2
votes

We are developing project which is to process our log data. The idea is

  • update log data from local logstash to Google Cloud Storage
  • write python script to insert job to import log data from Google Cloud Storage into Google BigQuery
  • write python script to process data in BigQuery itself

Note. for python script, we are thinking whether running on google app engine or google compute engine.

The questions are

  • Is this practical solution?
  • Structure of log data changes quite often this will cause an error when insert to BigQuery.How we going to handle it in python script?
  • Incase, we have to rerun log data in particular period. How we can do that?need to write python script?

Thanks

2

2 Answers

2
votes

There is the streaming data solution that someone has already mentioned, but if you're trying to move a large block of logs data rather than set up a continuous stream, you may want to take the route of using asynchronous load jobs instead.

The GCS library acts like most python file libraries when used in Google App Engine, and can store files for import in cloud storage buckets:

import cloudstorage as gcs

filePath = "/CloudStorageBucket/dir/dir/logs.json"
with gcs.open(filePath, "w") as f:
    f.write(SomeLogData)
    f.close()

You can instruct Big Query to load a list of CSV or newline-delimited JSON files in Cloud Storage, by creating load jobs via the API: (Note: you will need to use oauth 2)

from apiclient.discovery import build

service = build("bigquery", "v2", http = oAuthedHttp)

job = {
    "configuration": {
      "load": {
        "sourceUris": ["gs://CloudStorageBucket/dir/dir/logs.json"],
        "schema": {
            "files" : [
              {"name": "Column1",
               "type": "STRING"},
              ...
              ]
        },
        "destinationTable": {
          "projectId": "Example-BigQuery-ProjectId",
          "datasetId": "LogsDataset",
          "tableId": "LogsTable"
        },
        "sourceFormat" : "NEWLINE_DELIMITED_JSON"
        "createDisposition": "CREATE_IF_NEEDED"
      }   
    }
  }

response = service.jobs().insert(
        projectId = "Example-BigQuery-ProjectId",
        body = job
        ).execute()

You can read more about how to create Big Query load jobs if you want to set other properties like write disposition or skipping rows in a CSV file. You can also see other good examples of how to load data, including command line prompts.

Edit:

To answer your more specific questions:

Is this practical solution?

Yes. We export our Google App Engine logs to Cloud Storage and Import to BigQuery, using deferred tasks. Some have used map reduce jobs, but this can be overkill if you don't need to shuffle or reduce.

Structure of log data changes quite often this will cause an error when insert to BigQuery.How we going to handle it in python script?

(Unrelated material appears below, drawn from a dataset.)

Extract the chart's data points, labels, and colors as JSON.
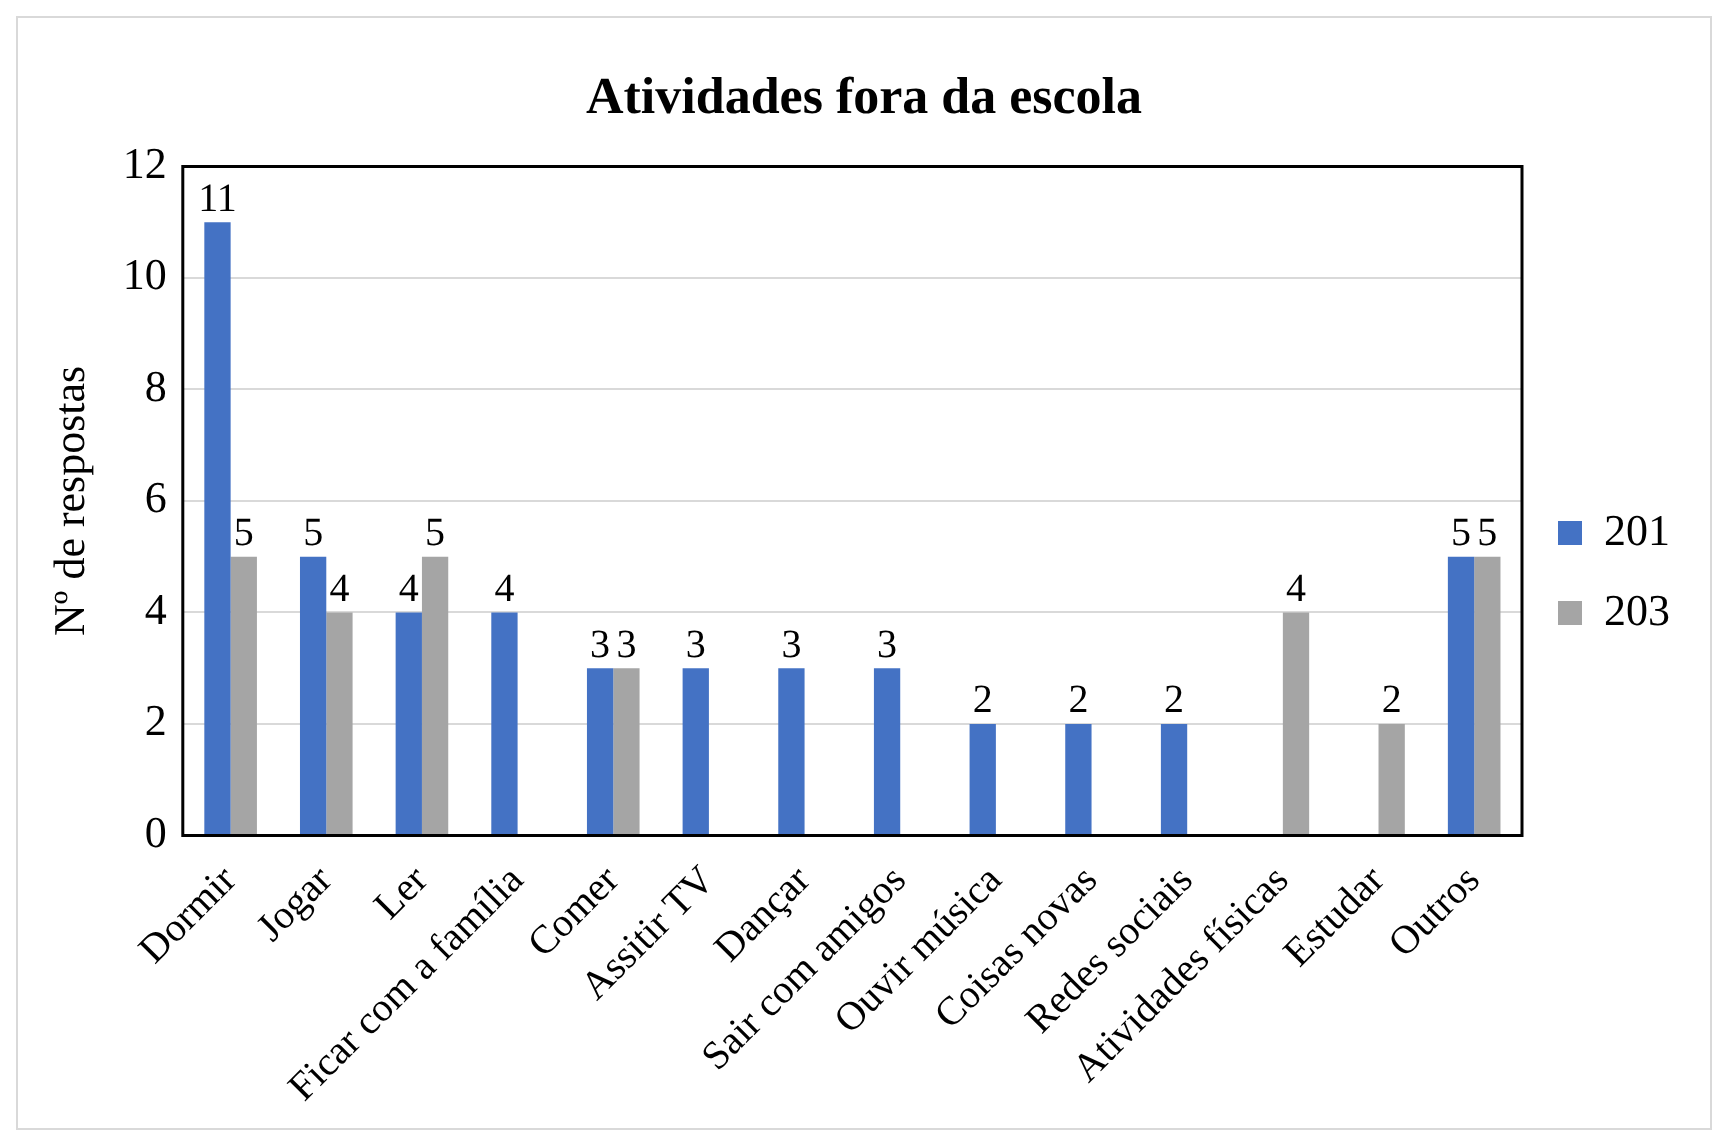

It shouldn't be an issue unless you're parsing the messages before they reach big query. A better design would be to port the messages, timestamps, levels etc. to Big Query and then digest it with queries there.

Incase, we have to rerun log data in particular period. How we can do that? need to write python script?

Streaming the data won't give you backups unless you set them up yourself in BigQuery. Using the method I outlined above will automatically give you back ups in Google Cloud Storage, which is preferred.

Know that BigQuery is an OLAP database, not transactional, so it's typically best to rebuild tables each time you add more log data, rather than try to insert new data. It's counter-intuitive, but BigQuery is designed for this, as it can import 10,000 files / 1TB at a time. Using pagination with job write disposition, you can in theory import hundreds of thousands of records fairly quickly. Streaming the data would be ideal if you don't care about having backup logs.

3
votes

There is a new API for streaming data directly into BigQuery which may be a better match for your use case.

Instead of using a job to load data into BigQuery, you can choose to stream your data into BigQuery one record at a time by using the tabledata().insertAll() method. This approach enables querying data without the delay of running a load job. There are several important trade-offs to consider before choosing an approach.

If the structure of your data changes, you could have BigQuery run over its tables and update accordingly. Streaming the raw data will give you most flexibility but at the higher cost of having to post-process the data again.